Olin Corporation and Huntsman Corporation will combine in an all-stock merger of equals to create a new company called OlinHuntsman [1, 2].

The deal consolidates two major players in the North American chemicals sector to increase market share and reduce operational costs. By combining resources, the companies aim to establish a more dominant footprint in the regional industrial landscape.

The transaction is valued at $2.43 billion [3, 4]. The combined entity will be headquartered in The Woodlands, Texas [5, 6]. This strategic move is designed to generate more than 400 million dollars in synergies [5, 6].

Financial reports indicate that the two companies had a combined annual revenue of $12.5 billion last year [1, 3]. While some reports estimate the combined revenue at $12 billion [2], other sources place the figure higher at $12.5 billion [1].

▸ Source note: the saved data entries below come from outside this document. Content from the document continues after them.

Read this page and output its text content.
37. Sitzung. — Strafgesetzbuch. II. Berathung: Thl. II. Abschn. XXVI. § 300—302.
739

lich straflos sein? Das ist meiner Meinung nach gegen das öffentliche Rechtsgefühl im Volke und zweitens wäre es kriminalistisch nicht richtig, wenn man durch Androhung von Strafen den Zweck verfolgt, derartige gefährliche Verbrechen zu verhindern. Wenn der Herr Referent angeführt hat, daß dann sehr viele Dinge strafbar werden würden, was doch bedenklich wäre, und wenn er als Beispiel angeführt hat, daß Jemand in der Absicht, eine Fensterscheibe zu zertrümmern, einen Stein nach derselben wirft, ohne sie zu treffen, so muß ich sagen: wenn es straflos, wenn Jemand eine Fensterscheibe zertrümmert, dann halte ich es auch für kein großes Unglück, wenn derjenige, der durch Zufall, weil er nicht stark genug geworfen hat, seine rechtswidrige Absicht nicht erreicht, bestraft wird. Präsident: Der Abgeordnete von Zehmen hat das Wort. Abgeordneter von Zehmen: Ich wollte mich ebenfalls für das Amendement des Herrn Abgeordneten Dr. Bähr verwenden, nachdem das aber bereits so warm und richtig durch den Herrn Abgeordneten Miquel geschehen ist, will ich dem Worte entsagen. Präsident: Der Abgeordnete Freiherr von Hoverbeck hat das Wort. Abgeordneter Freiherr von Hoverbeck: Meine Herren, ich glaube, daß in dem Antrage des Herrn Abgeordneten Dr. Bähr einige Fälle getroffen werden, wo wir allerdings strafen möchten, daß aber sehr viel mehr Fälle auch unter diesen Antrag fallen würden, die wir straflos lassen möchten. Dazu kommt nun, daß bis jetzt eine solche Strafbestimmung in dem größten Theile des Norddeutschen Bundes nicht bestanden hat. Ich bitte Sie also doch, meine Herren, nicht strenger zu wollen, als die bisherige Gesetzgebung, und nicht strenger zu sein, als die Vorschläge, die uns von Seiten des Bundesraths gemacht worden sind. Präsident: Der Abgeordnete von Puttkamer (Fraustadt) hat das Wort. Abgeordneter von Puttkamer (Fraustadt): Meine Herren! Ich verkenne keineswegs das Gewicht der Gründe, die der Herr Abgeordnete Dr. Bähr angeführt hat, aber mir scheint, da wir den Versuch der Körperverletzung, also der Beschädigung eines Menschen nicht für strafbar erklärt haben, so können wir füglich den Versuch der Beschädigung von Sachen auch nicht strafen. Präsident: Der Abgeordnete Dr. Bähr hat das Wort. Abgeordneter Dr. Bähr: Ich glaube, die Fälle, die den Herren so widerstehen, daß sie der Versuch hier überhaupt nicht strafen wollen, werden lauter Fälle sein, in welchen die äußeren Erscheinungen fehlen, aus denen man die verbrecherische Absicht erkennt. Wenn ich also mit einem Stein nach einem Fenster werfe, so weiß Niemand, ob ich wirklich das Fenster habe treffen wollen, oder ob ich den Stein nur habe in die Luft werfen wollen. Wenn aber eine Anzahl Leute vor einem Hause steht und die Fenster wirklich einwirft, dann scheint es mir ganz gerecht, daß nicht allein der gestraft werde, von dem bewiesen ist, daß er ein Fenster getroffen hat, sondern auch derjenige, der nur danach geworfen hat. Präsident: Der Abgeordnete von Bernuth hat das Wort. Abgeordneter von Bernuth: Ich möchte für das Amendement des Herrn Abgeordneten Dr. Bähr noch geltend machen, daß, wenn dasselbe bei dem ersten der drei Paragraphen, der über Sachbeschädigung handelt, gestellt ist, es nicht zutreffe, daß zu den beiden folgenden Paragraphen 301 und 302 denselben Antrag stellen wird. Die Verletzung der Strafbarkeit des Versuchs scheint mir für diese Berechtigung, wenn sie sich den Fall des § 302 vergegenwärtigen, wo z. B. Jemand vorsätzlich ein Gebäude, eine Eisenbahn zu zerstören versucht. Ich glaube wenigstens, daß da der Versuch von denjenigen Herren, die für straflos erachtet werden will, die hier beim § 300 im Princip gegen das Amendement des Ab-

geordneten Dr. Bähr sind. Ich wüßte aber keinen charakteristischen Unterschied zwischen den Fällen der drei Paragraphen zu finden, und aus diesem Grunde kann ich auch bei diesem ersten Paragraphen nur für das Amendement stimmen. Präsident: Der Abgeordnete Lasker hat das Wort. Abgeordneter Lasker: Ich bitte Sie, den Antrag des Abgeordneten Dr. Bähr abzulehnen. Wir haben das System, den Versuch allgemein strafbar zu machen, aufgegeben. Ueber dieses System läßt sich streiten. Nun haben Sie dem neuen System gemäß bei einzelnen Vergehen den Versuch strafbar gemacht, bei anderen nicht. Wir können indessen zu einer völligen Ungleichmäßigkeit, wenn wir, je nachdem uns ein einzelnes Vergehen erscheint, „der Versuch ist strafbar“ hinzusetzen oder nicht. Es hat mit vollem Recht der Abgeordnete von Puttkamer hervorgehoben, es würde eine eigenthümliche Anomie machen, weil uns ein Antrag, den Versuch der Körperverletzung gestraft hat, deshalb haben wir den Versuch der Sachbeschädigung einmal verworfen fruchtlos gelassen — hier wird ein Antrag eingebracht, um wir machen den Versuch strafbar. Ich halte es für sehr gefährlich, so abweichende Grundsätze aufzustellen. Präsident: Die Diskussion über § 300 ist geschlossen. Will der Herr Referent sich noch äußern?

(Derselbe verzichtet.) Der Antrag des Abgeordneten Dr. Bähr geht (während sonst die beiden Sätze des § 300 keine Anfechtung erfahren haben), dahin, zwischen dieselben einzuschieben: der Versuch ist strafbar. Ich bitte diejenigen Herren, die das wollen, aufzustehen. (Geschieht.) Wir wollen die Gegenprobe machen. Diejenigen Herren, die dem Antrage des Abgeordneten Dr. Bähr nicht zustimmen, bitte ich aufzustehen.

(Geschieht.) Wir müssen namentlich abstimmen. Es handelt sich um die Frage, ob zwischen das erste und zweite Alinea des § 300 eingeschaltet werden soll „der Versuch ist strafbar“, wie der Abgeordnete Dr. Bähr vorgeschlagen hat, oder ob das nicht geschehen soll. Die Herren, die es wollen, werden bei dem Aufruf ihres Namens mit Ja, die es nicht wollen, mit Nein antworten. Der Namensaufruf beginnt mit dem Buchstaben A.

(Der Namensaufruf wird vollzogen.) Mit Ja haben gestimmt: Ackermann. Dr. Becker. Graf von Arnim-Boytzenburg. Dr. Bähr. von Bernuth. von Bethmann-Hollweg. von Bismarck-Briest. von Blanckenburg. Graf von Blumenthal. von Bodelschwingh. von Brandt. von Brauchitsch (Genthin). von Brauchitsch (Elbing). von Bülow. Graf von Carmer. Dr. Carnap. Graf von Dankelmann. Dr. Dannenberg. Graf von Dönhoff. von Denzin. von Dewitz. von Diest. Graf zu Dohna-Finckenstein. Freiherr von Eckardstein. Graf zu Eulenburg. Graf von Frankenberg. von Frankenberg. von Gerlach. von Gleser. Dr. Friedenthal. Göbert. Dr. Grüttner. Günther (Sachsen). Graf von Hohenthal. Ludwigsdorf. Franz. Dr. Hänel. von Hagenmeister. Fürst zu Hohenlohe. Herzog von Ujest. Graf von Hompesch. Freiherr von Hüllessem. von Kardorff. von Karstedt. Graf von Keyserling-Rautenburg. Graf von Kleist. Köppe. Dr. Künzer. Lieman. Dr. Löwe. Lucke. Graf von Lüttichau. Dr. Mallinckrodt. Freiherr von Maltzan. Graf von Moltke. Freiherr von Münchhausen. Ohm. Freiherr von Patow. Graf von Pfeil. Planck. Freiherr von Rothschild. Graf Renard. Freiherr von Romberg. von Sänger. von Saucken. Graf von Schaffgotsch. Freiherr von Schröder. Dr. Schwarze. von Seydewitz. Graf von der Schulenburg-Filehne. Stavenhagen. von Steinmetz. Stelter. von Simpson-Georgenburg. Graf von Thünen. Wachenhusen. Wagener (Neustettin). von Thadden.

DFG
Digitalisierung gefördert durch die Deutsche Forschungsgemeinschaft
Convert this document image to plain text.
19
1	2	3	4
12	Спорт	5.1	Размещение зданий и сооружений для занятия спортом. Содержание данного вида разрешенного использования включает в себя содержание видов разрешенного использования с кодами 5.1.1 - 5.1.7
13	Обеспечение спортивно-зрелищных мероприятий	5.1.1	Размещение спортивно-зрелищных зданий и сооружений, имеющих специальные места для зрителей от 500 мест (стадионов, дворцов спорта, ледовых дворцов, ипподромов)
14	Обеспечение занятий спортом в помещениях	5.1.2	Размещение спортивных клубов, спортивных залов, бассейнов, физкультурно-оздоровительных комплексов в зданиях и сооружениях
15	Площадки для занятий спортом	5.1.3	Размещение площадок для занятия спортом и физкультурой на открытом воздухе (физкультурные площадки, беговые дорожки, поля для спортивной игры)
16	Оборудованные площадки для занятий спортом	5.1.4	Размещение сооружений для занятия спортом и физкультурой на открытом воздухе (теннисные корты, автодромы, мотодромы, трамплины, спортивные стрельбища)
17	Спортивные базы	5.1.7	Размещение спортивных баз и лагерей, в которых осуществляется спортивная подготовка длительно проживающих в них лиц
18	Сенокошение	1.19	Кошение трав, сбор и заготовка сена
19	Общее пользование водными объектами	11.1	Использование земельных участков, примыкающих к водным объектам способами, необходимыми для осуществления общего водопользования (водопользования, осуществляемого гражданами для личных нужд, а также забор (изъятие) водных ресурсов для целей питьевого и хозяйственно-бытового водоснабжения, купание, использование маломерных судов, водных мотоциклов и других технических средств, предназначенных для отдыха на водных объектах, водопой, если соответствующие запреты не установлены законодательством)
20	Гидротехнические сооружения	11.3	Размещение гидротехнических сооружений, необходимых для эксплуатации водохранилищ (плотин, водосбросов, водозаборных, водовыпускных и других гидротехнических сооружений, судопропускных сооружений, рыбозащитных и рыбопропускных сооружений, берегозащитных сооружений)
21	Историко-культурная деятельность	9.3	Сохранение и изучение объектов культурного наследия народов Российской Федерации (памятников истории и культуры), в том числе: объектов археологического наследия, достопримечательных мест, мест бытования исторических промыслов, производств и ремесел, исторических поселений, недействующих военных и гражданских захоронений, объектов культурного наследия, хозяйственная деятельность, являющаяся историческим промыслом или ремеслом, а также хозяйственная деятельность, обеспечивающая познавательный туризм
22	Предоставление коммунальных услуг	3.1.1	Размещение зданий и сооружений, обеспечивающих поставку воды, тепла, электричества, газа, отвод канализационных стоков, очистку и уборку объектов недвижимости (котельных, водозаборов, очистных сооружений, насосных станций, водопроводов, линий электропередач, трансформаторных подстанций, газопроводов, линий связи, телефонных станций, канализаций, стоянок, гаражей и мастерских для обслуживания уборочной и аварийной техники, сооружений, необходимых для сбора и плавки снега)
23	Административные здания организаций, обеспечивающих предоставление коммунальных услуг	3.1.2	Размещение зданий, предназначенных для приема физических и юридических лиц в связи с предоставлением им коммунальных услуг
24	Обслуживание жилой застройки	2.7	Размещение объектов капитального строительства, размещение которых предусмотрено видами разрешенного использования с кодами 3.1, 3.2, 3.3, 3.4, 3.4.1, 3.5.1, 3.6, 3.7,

Olin, which is the parent company of Winchester ammunition, will integrate its operations with Huntsman to streamline the production and distribution of chemical products [5]. The stock-swap structure allows both organizations to merge their equity without a direct cash acquisition of one by the other [1, 4].

The transaction is valued at $2.43 billion.

This merger represents a significant consolidation of the North American chemical industry. By pursuing a 'merger of equals' via a stock swap, the companies avoid the immediate cash drain of a traditional acquisition while attempting to realize massive cost savings. The move suggests a strategic pivot toward scale and efficiency to combat volatile raw material costs and shifting industrial demand in the U.S. market.